El título del pequeño volumen no puede ser más preciso: los funerales, que apenas veinte días antes hubieran sido apoteósicos para despedir al más grande poeta de la lengua del siglo xx, se convertía en ese momento en un desafío de muerte. Contra todo, pero sobre todo contra el miedo, obreros, estudiantes, intelectuales, amigos, admiradores y algunos opositores políticos, fueron integrándose al cortejo para despedir al Poeta. Fue acaso el único momento explosivo de luz libertaria en la larga noche de los lobos.
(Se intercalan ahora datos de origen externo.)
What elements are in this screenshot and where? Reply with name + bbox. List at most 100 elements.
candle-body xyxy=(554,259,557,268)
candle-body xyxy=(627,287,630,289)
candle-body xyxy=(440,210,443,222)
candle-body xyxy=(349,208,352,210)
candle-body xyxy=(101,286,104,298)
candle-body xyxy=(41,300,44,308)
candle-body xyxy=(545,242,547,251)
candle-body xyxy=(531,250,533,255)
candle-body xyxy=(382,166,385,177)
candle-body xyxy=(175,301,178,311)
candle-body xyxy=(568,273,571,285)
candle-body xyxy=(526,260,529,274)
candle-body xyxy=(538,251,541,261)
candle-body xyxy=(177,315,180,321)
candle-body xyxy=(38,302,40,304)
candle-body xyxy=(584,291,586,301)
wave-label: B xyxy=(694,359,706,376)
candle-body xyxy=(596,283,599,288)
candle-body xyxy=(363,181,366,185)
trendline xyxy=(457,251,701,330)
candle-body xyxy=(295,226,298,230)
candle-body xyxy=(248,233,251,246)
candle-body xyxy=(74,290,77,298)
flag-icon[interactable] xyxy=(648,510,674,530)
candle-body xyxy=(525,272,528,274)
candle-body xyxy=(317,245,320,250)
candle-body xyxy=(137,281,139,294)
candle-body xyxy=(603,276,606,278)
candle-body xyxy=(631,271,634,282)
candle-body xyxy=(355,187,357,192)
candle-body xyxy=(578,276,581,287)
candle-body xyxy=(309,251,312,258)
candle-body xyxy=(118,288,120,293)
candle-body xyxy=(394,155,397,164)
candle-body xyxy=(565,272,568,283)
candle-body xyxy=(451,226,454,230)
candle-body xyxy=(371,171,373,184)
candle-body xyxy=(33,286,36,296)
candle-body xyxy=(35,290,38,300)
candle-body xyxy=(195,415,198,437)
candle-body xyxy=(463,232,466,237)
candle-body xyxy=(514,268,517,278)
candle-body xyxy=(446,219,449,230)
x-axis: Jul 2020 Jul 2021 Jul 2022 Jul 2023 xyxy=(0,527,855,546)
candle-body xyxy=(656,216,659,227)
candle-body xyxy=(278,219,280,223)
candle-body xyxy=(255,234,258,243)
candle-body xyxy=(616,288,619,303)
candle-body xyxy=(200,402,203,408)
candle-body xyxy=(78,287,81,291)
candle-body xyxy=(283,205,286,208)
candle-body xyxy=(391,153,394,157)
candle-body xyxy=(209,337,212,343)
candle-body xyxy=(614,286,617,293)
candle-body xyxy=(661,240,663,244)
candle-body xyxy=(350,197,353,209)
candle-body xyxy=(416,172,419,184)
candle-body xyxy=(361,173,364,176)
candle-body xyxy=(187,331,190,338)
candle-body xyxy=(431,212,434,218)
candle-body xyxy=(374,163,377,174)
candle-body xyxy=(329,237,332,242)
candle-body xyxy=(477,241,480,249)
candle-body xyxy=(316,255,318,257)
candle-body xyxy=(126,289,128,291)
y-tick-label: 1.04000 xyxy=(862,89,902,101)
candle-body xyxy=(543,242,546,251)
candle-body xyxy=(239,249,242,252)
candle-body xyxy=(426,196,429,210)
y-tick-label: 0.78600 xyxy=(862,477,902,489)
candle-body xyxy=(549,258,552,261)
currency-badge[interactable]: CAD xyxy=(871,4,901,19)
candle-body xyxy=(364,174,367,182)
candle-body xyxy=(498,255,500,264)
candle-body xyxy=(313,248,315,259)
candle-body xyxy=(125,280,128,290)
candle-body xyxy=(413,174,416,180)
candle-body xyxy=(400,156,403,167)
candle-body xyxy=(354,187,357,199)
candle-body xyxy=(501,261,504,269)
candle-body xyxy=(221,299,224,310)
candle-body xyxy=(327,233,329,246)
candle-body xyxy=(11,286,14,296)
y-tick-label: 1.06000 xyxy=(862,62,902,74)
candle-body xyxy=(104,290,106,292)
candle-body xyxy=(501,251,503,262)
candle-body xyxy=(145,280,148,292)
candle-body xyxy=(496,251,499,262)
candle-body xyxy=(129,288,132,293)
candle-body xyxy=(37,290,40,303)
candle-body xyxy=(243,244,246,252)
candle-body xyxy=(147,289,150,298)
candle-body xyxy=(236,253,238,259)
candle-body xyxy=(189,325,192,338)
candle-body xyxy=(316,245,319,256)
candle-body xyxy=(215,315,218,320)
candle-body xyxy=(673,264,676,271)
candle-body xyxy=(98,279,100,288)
El camino del cortejo al cementerio tuvo instantes inolvidables: el primero, cuando al salir los dolientes de la casa, en casa, una voz entre un grupo de obreros y estudiantes lanzó un grito: ¡Camarada Pablo Neruda!, y el grupo contestó: ¡Presente! ; o en Avenida de la Paz, cuando se comenzó a cantar la peligrosa Internacional; o en Santos Dumont, cuando alguien empezó a leer en voz alta versos de Neruda de España en el corazón que parecían escritos en copia calca para la noche de los cuchillos que vivía Chile; o cuando se integró a la comitiva fúnebre Joan Turner, la viuda de Víctor Jara, y se empezó a oír: ¡Compañero Víctor Jara!, y un coro repuso: ¡Presente!; o ya hacia el final del sepelio, cuando se oyó un grito, aquel grito que faltaba: ¡Camarada Salvador Allende! , y el coro respondió al unísono: ¡Presente!

En el libro hay una fotografía de la tumba pobre de Neruda que no deja de emocionarnos, y que él, en la tierra de nadie y en la casa de la noche, de haber visto los grafittis escritos en ella, habría sonreído de satisfacción al pensar que en la muerte seguía siendo un símbolo ardiente y un llamado a luchar contra la autocracia. En la antigua tumba se leían varias frases que se grabaron en los años terribles: NERUDA, TU ASESINO ¡CAERÁ!... VENCEREMOS... RECORDAREMOS TU EJEMPLO... NO OLVIDAREMOS...

La izquierda de la generación joven de los años sesenta simpatizó con la Revolución cubana; la nuestra, la que emergió del ’68, se interesó vivamente con la experiencia allendista de un cambio pacífico al socialismo, un socialismo, como decíamos entonces, con rostro humano, que impidieron a sangre y fuego los Nixon, los Kissinger, las transnacionales estadunidenses, la desaseada conducta de la Democracia Cristiana encabezada por Eduardo Frei, la ultraderecha terrorista de Patria y Libertad que sangrientamente fue capaz de cometer más de quinientos atentados, y desde luego el ejército chileno, que mostró que detrás de la máscara de rasgos puros de la institucionalidad, se ocultaba la cara del chacal, capaz de hincar los dientes y asesinar al que fuera. Aquellos eran los años de las grandes alamedas que no han vuelto a abrirse, o al menos no del todo, ni ha surgido el hombre libre, ni ha habido una sociedad mejor, pese a los augurios que Allende hacía en su discurso final de aquel 11 de septiembre. Era aquella una juventud que quería aprender del valor del tigre, de la sabiduría de la zorra y del aire en las alas de los pájaros. Aquella juventud que tenía como héroe y poeta representativos latinoamericanos a Salvador Allende y Pablo Neruda.

Ambos presentes en ese ayer que es hoy y será mañana y vivirá siempre.